Unable to stream the raw audio to stdin using ffmpeg #157

realyukii · 2024-12-06T04:07:19Z

realyukii
Dec 6, 2024

I tried a python script from this discussion with a few changes:

if __name__ == "__main__":
    import threading
    import pyaudio
    from RealtimeSTT import AudioToTextRecorder

    # Audio stream configuration constants
    CHUNK = 4 * 1024                  # Number of audio samples per buffer
    FORMAT = pyaudio.paInt16      # Sample format (16-bit integer)
    CHANNELS = 1                  # Mono audio
    RATE = 48000                  # Sampling rate in Hz (expected by the recorder)
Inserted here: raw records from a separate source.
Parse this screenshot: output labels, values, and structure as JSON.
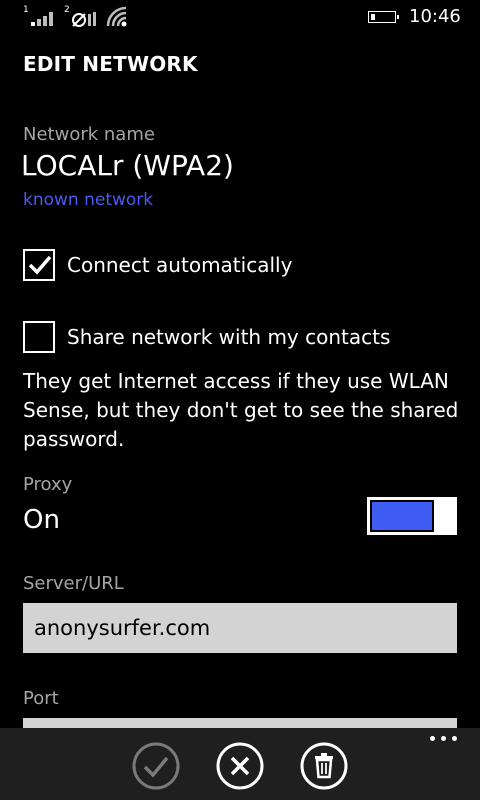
{
  "status_bar": {
    "sim1_label": "1",
    "sim2_label": "2",
    "time": "10:46"
  },
  "page": {
    "title": "EDIT NETWORK"
  },
  "network": {
    "name_label": "Network name",
    "name": "LOCALr (WPA2)",
    "status_link": "known network"
  },
  "options": {
    "connect_automatically": {
      "label": "Connect automatically",
      "checked": true
    },
    "share_network": {
      "label": "Share network with my contacts",
      "checked": false
    },
    "share_description": "They get Internet access if they use WLAN Sense, but they don't get to see the shared password."
  },
  "proxy": {
    "label": "Proxy",
    "state_text": "On",
    "enabled": true
  },
  "server": {
    "label": "Server/URL",
    "value": "anonysurfer.com"
  },
  "port": {
    "label": "Port",
    "value": ""
  },
  "app_bar": {
    "icons": [
      "check-icon",
      "close-icon",
      "delete-icon",
      "more-icon"
    ]
  },
  "colors": {
    "background": "#000000",
    "accent": "#3e5cf2",
    "link": "#4a5bf0",
    "label_gray": "#a5a5a5",
    "textbox": "#d3d3d3",
    "app_bar": "#1f1f1f"
  }
}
    # Initialize the audio-to-text recorder without using the microphone directly
    # Since we are feeding audio data manually, set use_microphone to False
    recorder = AudioToTextRecorder(
        use_microphone=False,     # Disable built-in microphone usage
        spinner=False             # Disable spinner animation in the console
    )

    # Event to signal when to stop the threads
    stop_event = threading.Event()

    def feed_audio_thread():
        """Thread function to read audio data and feed it to the recorder."""
        p = pyaudio.PyAudio()

        # Open an input audio stream with the specified configuration
        stream = p.open(
            format=FORMAT,
            channels=CHANNELS,
            rate=RATE,
            input=True,
            frames_per_buffer=CHUNK
        )

        try:
            print("Speak now")
            while not stop_event.is_set():
                # Read audio data from the stream (in the expected format)
                data = stream.read(CHUNK, exception_on_overflow=False)
                # Feed the audio data to the recorder
                recorder.feed_audio(data)
        except Exception as e:
            print(f"feed_audio_thread encountered an error: {e}")
        finally:
            # Clean up the audio stream
            stream.stop_stream()
            stream.close()
            p.terminate()
            print("Audio stream closed.")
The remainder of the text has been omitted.